NVP : Je pense qu'il y a certainement une forme de nostalgie dans mon travail, parce que je puise souvent dans des catalogues et des magazines des années 60 à 90. Ils ont un certain coloris. L'attention portée à la photographie avait alors une autre signification qu'aujourd'hui. Aujourd'hui, l'image est devenue très fugace. Le fait que les gens devaient autrefois attendre des jours ou des semaines pour photographier un animal parle à l'imagination. J'ai aussi travaillé avec des images d'intérieurs des années 70, qui jouent un rôle dans mon travail tant par la couleur que par l'architecture.

HVC : Tu composes un collage, tu achèves ta peinture et ensuite tu lui donnes un titre. Est-il lié au collage, ou plutôt au résultat peint ?

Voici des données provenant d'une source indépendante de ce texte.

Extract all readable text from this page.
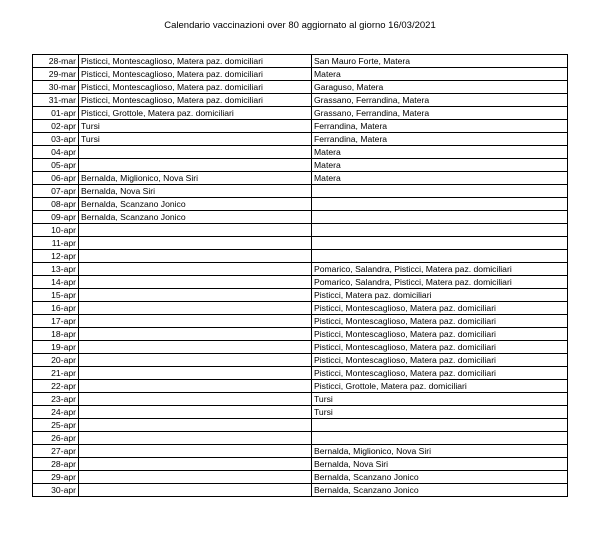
Calendario vaccinazioni over 80 aggiornato al giorno 16/03/2021
28-mar	Pisticci, Montescaglioso, Matera paz. domiciliari	San Mauro Forte, Matera
29-mar	Pisticci, Montescaglioso, Matera paz. domiciliari	Matera
30-mar	Pisticci, Montescaglioso, Matera paz. domiciliari	Garaguso, Matera
31-mar	Pisticci, Montescaglioso, Matera paz. domiciliari	Grassano, Ferrandina, Matera
01-apr	Pisticci, Grottole, Matera paz. domiciliari	Grassano, Ferrandina, Matera
02-apr	Tursi	Ferrandina, Matera
03-apr	Tursi	Ferrandina, Matera
04-apr		Matera
05-apr		Matera
06-apr	Bernalda, Miglionico, Nova Siri	Matera
07-apr	Bernalda, Nova Siri	
08-apr	Bernalda, Scanzano Jonico	
09-apr	Bernalda, Scanzano Jonico	
10-apr		
11-apr		
12-apr		
13-apr		Pomarico, Salandra, Pisticci, Matera paz. domiciliari
14-apr		Pomarico, Salandra, Pisticci, Matera paz. domiciliari
15-apr		Pisticci, Matera paz. domiciliari
16-apr		Pisticci, Montescaglioso, Matera paz. domiciliari
17-apr		Pisticci, Montescaglioso, Matera paz. domiciliari
18-apr		Pisticci, Montescaglioso, Matera paz. domiciliari
19-apr		Pisticci, Montescaglioso, Matera paz. domiciliari
20-apr		Pisticci, Montescaglioso, Matera paz. domiciliari
21-apr		Pisticci, Montescaglioso, Matera paz. domiciliari
22-apr		Pisticci, Grottole, Matera paz. domiciliari
23-apr		Tursi
24-apr		Tursi
25-apr		
26-apr		
27-apr		Bernalda, Miglionico, Nova Siri
28-apr		Bernalda, Nova Siri
29-apr		Bernalda, Scanzano Jonico
30-apr		Bernalda, Scanzano Jonico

NVP : Neuf fois sur dix, le titre vient après. Je travaillais autrefois aussi avec des cartes postales, qui m'inspiraient surtout par la communication entre deux personnes. Il s'agissait souvent, par exemple, du voyage — une phrase m'inspirait en combinaison avec l'image. Après mon propre voyage en Inde, j'ai noté beaucoup de choses : des images et des fragments qui jouent un rôle dans mes peintures. Quand une série est terminée, j'y reviens et je cherche : d'où cela vient-il ? Cela m'aide par exemple à trouver un titre. Mais partir d'un titre ? Non, ça ne marche pas comme ça.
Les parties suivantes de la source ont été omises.